Oruç ibadetinin amacı Allah rızasını kazanmanın yanında kişinin nefsini terbiye etmesi, söz, fiil ve davranışlarına çeki düzen vermesidir. Bu husus hem Kur'an'da hem de Peygamberimizin (SAV) hadislerinde açıkça zikredilmektedir. Orucun farz olduğu Bakara Suresi’nin 183. ayetinde açıkça beyan edilmektedir.

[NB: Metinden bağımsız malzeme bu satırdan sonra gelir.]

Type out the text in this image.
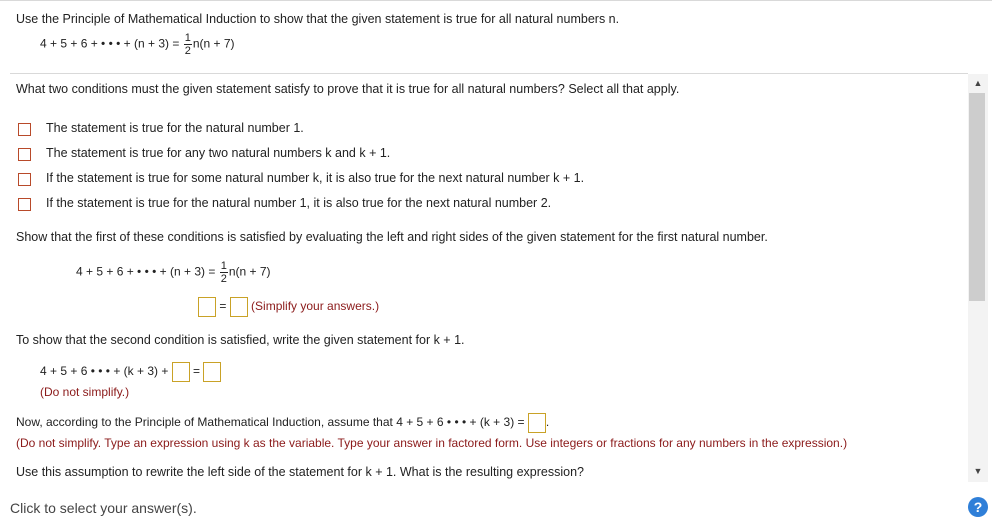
Use the Principle of Mathematical Induction to show that the given statement is true for all natural numbers n.
4 + 5 + 6 + • • • + $(n + 3) = \frac{1}{2} n(n + 7)$
▲
▼
What two conditions must the given statement satisfy to prove that it is true for all natural numbers? Select all that apply.
The statement is true for the natural number 1.
The statement is true for any two natural numbers k and k + 1.
If the statement is true for some natural number k, it is also true for the next natural number k + 1.
If the statement is true for the natural number 1, it is also true for the next natural number 2.
Show that the first of these conditions is satisfied by evaluating the left and right sides of the given statement for the first natural number.
4 + 5 + 6 + • • • + $(n + 3) = \frac{1}{2} n(n + 7)$
= (Simplify your answers.)
To show that the second condition is satisfied, write the given statement for k + 1.
4 + 5 + 6 • • • + (k + 3) + =
(Do not simplify.)
Now, according to the Principle of Mathematical Induction, assume that 4 + 5 + 6 • • • + (k + 3) = .
(Do not simplify. Type an expression using k as the variable. Type your answer in factored form. Use integers or fractions for any numbers in the expression.)
Use this assumption to rewrite the left side of the statement for k + 1. What is the resulting expression?
Click to select your answer(s).	?
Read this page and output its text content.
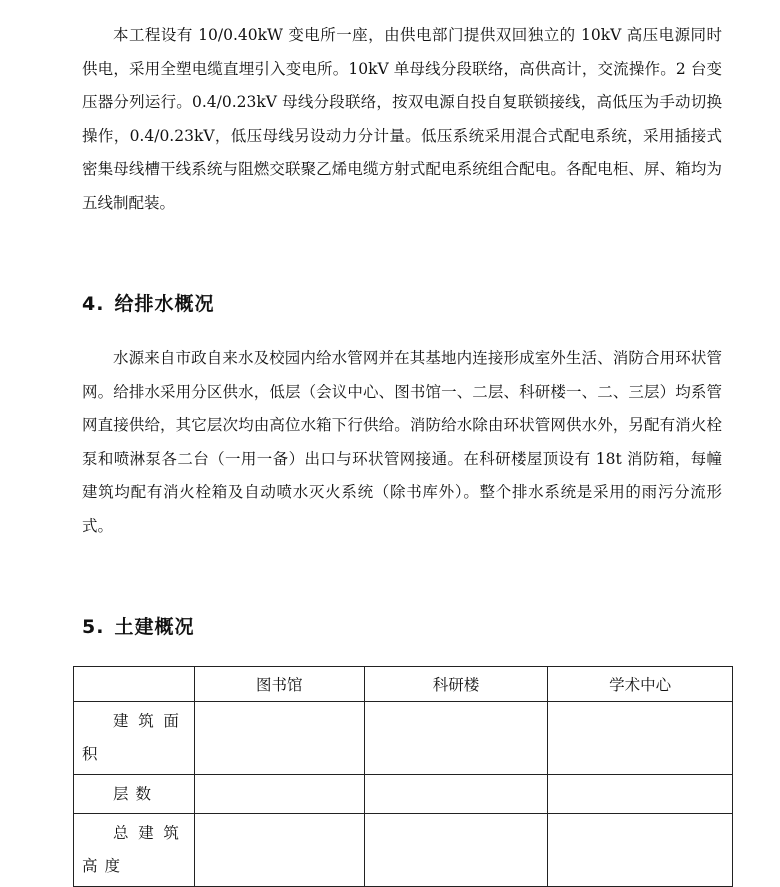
本工程设有 10/0.40kW 变电所一座，由供电部门提供双回独立的 10kV 高压电源同时供电，采用全塑电缆直埋引入变电所。10kV 单母线分段联络，高供高计，交流操作。2 台变压器分列运行。0.4/0.23kV 母线分段联络，按双电源自投自复联锁接线，高低压为手动切换操作，0.4/0.23kV，低压母线另设动力分计量。低压系统采用混合式配电系统，采用插接式密集母线槽干线系统与阻燃交联聚乙烯电缆方射式配电系统组合配电。各配电柜、屏、箱均为五线制配装。

4. 给排水概况

水源来自市政自来水及校园内给水管网并在其基地内连接形成室外生活、消防合用环状管网。给排水采用分区供水，低层（会议中心、图书馆一、二层、科研楼一、二、三层）均系管网直接供给，其它层次均由高位水箱下行供给。消防给水除由环状管网供水外，另配有消火栓泵和喷淋泵各二台（一用一备）出口与环状管网接通。在科研楼屋顶设有 18t 消防箱，每幢建筑均配有消火栓箱及自动喷水灭火系统（除书库外）。整个排水系统是采用的雨污分流形式。

5. 土建概况
	图书馆	科研楼	学术中心

建筑面积			

层数			

总建筑高度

Orucun kötülük ve haramlardan korunmak için farz kılındığının bildirilmesi ibadetin insanın kişisel ve sosyal hayatındaki yerini ve etkisini bildirmeye yöneliktir. Nitekim yüce Allah günde beş vakit kılınan namazın insanı hayasızlık ve haramlardan alıkoyduğunu bildirmektedir. (Ankebut, 29/45) Aynı şekilde orucun da insanı haram ve kötülüklerden alıkoyması gerekir.

Oruç kalkandır

Peygamberimiz (SAV), “Oruç kalkandır. Biriniz oruçlu iken çirkin, kötü ve kaba söz söylemesin, bağırıp çağırmasın, kavga etmesin. Birisi kendisine söver ya da çatarsa ona ‘Ben oruçluyum!’ desin.”

(Müslim, Buhari) buyurmuştur.

Orucun kişinin şehvetini kıran bir özelliği vardır. (Buhari) Hadis-i şerif, orucun gayesinin insanın edep ve ahlakını güzelleştirmek olduğunu açıkça ifade etmektedir. Eğer oruç, insanı kötü söz, eylem ve davranışlardan uzaklaştırmıyor, edep ve ahlakını güzelleştirmiyorsa amacına ulaşamamış demektir, böyle bir oruçtan istenilen sevap da elde edilemez.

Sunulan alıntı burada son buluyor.